Un dernier exemple nous ramène sur un terrain plus directement politique. Au début des années 1960 l’une de ses contributions majeures a été la définition de l’idée de dialectique de la révolution mondiale. Une telle idée, une telle terminologie peuvent susciter aujourd’hui des réactions sceptiques. Mais le problème abordé par notre camarade était celui du lien intrinsèque entre des luttes à la dynamique antisystémique menées par la classe ouvrière dans les pays dits industrialisés, la lutte contre l’exploitation et l’oppression impérialistes dans les pays sous-développés et la lutte contre la domination bureaucratique dans les pays où le capitalisme n’existait plus. S’agissait-il d’un schéma livresque, d’un espoir fantaisiste ? Absolument pas ! C’était un effort pour percevoir, en partant d’une analyse matérialiste dans une optique révolutionnaire, des potentialités réelles. Qu’elles fussent réelles l’ont prouvé les événements de la fin des années 1960 et du début des années 1970, lorsqu’une convergence s’est effectivement produite entre des mouvements puissants comme mai 1968 en France et l’automne ouvrier en Italie, le printemps de Prague et la lutte indomptable du peuple vietnamien. Et c’est justement quand cette convergence s’est dissoute que les mouvements ouvriers et anti-impérialistes se sont enlisés dans une phase de déclin et de recul d’où il ne sont pas encore sortis.

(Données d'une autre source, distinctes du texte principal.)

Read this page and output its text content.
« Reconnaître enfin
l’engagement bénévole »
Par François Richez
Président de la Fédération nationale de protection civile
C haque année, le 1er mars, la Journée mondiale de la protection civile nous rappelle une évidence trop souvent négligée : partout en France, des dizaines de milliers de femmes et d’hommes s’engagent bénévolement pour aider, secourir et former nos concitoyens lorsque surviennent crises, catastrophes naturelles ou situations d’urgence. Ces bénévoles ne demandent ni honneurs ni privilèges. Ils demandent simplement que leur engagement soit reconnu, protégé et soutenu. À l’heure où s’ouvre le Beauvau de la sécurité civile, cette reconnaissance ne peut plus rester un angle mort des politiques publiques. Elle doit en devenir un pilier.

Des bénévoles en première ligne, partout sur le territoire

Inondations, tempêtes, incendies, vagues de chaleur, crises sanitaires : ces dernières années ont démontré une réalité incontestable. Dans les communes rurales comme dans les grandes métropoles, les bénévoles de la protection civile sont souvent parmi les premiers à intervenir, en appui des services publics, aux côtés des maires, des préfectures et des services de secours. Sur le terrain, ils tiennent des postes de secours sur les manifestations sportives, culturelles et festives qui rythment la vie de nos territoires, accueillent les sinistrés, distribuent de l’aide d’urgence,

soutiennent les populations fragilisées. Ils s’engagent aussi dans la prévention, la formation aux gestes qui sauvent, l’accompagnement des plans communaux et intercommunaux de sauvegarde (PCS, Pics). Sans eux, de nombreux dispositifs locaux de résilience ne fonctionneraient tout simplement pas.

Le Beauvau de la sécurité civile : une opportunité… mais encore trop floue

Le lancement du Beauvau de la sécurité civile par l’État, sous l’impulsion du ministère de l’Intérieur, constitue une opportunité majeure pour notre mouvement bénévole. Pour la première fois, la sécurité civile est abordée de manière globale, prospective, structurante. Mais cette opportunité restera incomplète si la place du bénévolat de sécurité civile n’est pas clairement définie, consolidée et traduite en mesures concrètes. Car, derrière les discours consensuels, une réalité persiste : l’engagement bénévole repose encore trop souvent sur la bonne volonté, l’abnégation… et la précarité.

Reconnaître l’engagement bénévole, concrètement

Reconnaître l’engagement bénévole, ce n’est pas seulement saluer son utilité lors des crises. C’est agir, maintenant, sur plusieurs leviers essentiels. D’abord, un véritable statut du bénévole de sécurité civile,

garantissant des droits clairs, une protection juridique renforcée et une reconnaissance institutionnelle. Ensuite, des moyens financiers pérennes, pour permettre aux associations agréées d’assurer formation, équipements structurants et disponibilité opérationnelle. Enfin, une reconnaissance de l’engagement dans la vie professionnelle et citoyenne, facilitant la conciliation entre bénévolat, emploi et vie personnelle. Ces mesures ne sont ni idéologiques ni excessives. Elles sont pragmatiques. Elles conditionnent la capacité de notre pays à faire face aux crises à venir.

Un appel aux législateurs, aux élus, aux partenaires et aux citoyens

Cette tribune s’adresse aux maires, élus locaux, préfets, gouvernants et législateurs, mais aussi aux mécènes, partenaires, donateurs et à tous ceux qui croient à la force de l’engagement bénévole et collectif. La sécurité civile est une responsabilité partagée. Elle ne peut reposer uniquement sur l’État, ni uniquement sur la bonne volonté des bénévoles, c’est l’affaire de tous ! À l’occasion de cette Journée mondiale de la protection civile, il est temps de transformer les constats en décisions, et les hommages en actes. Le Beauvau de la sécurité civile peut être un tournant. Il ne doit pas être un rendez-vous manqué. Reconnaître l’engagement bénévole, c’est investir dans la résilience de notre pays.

Pour lui rendre hommage tout en relativisant cet hommage, on a écrit que Mandel a été le dernier des marxistes classiques. Lui, il aurait accepté cette définition comme l’éloge le plus grand. En effet, tout au long de sa vie il s’est efforcé de se relier aux meilleures traditions de l’histoire du mouvement ouvrier et aux acquis de ses théoriciens sans cesser pour autant de souligner l’exigence d’aborder les nouveaux problèmes qui se posent sous une forme de plus en plus pressante.
S’il aura été ou non le dernier des marxistes classiques, nous n’avons pas la prétention de l’affirmer nous-mêmes aujourd’hui. Mais nous pouvons, nous devons affirmer que si le mouvement ouvrier continue à vivre et à lutter, s’il sait entreprendre l’oeuvre de refondation et de reconstruction historiquement nécessaire, alors il y aura de nouveaux théoriciens marxistes, de nouveaux dirigeants, de nouveaux cadres, des centaine de milliers, voire des millions de militants de générations nouvelles qui s’engageront dans la lutte qui a été la raison d’être d’Ernest Mandel.
Aux jeunes qui sont ici avec nous ce matin nous transmettons, au nom du camarade qui nous a quittés, ce message : le monde où le sort nous a fait naître et vivre ne peut pas, ne doit pas être accepté, nous devons lutter avec toutes nos forces pour le révolutionner, le transformer de fond en comble. Cette tâche ne pourra pas être accomplie par les générations qui ont mené des combats avant vous, en arrachant de haute lutte des conquêtes importantes, mais qui portent maintenant un lourd fardeau d’échecs et de déceptions. C’est votre tâche à vous, aux générations nouvelles qui doivent féconder l’héritage du passé, donc aussi celui du camarade dont nous n’entendrons plus la voix et auquel nous adressons avec la plus grande émotion notre ultime salut.